Jedenfalls tat Dichter Hauptmann auch dann noch das Äußerst-Innerliche (Physis, Psyche) seiner leibhaftigen Gattin in die Mutter-Hausfrauenfigur der Käthe Vockerat umwidmen, was letzthin bedeuten sollte, dass der Vater-Künstler immer dann bzw. meistens dieses grauenhafte Grundproblem sein eigen nennen muss, dass nämlich jeder Vater-Künstler keinen "idealen Ansprechpartner" in der innerfamiliären Mutter-Hausfrauenfigur besitzt und also prinzipiell dann offen für so geistig-intellektuelle Frischluftzufuhren von außen wäre/ist; so war das halt dann früher um das 19. Jahrhundert rum.
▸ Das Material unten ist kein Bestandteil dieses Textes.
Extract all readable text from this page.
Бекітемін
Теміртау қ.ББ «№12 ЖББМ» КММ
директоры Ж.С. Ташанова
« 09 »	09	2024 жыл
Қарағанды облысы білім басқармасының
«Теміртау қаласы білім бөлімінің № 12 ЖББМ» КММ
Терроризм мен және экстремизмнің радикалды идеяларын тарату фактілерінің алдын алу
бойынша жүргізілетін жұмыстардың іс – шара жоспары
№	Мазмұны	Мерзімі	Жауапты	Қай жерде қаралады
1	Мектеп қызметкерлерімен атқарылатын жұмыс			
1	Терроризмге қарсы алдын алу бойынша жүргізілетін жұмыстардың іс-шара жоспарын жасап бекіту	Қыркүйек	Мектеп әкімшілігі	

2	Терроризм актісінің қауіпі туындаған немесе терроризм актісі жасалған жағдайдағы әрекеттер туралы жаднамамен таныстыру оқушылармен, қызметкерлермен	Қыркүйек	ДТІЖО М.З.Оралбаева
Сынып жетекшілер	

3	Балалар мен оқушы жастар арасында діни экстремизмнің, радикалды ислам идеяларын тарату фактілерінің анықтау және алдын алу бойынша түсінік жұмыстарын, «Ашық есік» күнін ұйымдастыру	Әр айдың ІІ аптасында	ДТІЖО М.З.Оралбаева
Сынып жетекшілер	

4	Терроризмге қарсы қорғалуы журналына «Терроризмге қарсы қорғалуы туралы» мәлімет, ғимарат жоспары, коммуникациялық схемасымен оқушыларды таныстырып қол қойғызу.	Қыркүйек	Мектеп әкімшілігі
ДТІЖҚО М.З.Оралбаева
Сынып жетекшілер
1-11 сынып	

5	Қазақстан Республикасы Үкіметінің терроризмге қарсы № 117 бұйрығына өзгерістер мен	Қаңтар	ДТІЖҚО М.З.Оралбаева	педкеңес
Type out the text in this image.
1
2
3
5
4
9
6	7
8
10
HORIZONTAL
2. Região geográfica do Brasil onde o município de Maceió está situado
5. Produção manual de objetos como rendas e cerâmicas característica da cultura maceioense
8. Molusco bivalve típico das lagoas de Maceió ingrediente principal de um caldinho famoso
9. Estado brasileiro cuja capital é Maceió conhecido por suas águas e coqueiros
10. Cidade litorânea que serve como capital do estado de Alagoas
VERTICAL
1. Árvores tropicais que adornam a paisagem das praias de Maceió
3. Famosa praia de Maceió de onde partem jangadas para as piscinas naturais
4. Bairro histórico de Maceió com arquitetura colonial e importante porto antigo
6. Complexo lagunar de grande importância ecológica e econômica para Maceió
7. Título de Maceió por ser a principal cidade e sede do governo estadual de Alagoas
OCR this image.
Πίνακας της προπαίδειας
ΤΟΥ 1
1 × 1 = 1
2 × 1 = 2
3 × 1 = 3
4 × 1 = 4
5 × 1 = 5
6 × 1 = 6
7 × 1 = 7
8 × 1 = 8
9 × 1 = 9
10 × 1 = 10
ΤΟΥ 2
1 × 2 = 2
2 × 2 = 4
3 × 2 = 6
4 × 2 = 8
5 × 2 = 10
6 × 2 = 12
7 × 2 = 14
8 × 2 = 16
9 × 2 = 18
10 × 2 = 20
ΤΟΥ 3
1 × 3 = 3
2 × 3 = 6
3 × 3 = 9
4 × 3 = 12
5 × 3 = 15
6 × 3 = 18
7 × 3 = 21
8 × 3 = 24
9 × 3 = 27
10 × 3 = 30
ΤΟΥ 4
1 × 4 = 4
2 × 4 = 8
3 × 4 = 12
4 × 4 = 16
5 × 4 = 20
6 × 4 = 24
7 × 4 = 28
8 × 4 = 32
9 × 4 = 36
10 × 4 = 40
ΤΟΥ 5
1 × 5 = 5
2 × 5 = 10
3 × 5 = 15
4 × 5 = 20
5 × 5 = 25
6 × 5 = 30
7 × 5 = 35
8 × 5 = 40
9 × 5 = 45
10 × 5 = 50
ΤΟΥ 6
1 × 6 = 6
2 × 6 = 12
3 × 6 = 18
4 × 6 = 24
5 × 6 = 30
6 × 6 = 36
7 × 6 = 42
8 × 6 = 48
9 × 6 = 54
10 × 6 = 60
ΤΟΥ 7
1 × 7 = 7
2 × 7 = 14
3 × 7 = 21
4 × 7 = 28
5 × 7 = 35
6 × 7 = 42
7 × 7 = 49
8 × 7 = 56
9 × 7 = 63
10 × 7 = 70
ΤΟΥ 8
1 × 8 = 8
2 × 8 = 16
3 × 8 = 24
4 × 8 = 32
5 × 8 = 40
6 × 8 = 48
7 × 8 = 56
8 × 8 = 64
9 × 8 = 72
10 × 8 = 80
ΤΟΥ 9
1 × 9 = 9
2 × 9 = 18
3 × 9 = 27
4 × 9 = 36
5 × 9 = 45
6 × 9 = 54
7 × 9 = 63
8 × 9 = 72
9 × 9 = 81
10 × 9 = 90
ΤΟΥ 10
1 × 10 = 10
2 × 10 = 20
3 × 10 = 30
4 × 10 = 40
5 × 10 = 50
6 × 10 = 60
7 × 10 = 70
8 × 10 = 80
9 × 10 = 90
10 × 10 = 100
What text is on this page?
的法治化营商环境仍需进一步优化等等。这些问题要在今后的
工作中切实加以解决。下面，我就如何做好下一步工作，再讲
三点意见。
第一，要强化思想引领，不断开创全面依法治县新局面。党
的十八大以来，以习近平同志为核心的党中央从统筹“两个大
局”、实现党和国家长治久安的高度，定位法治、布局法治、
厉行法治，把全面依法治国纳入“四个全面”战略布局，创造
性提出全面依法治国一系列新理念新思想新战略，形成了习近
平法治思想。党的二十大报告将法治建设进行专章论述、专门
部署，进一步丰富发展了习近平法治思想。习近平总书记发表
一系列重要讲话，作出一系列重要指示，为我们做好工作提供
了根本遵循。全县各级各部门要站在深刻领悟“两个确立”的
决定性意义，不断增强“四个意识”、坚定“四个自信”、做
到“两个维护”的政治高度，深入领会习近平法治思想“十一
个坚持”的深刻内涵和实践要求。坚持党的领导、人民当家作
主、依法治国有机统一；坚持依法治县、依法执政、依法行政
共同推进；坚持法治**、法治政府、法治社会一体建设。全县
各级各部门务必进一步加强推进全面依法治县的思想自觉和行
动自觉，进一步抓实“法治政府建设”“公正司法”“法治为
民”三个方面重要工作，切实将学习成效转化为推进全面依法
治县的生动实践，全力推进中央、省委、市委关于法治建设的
Heute kann man sich derartige Unvereinbarkeiten kaum mehr vorstellen - entweder du findest (als Vater-Künstler) deinen adäquaten menschlichen UND intellektuellen, künstlerischen Gegenpart (= die Supermutter-Antihausfrau, idealer Weise), oder du lebst und arbeitest mit deinem Kind-Nachkomme solo resp. solo-duo, oder - drittmögliche Variante - du bleibst halt (als Vater-Künstler) letzten Endes mutterseel'n allein also, im schlimmsten Falle, ohne Kind-Nachkomme oder so.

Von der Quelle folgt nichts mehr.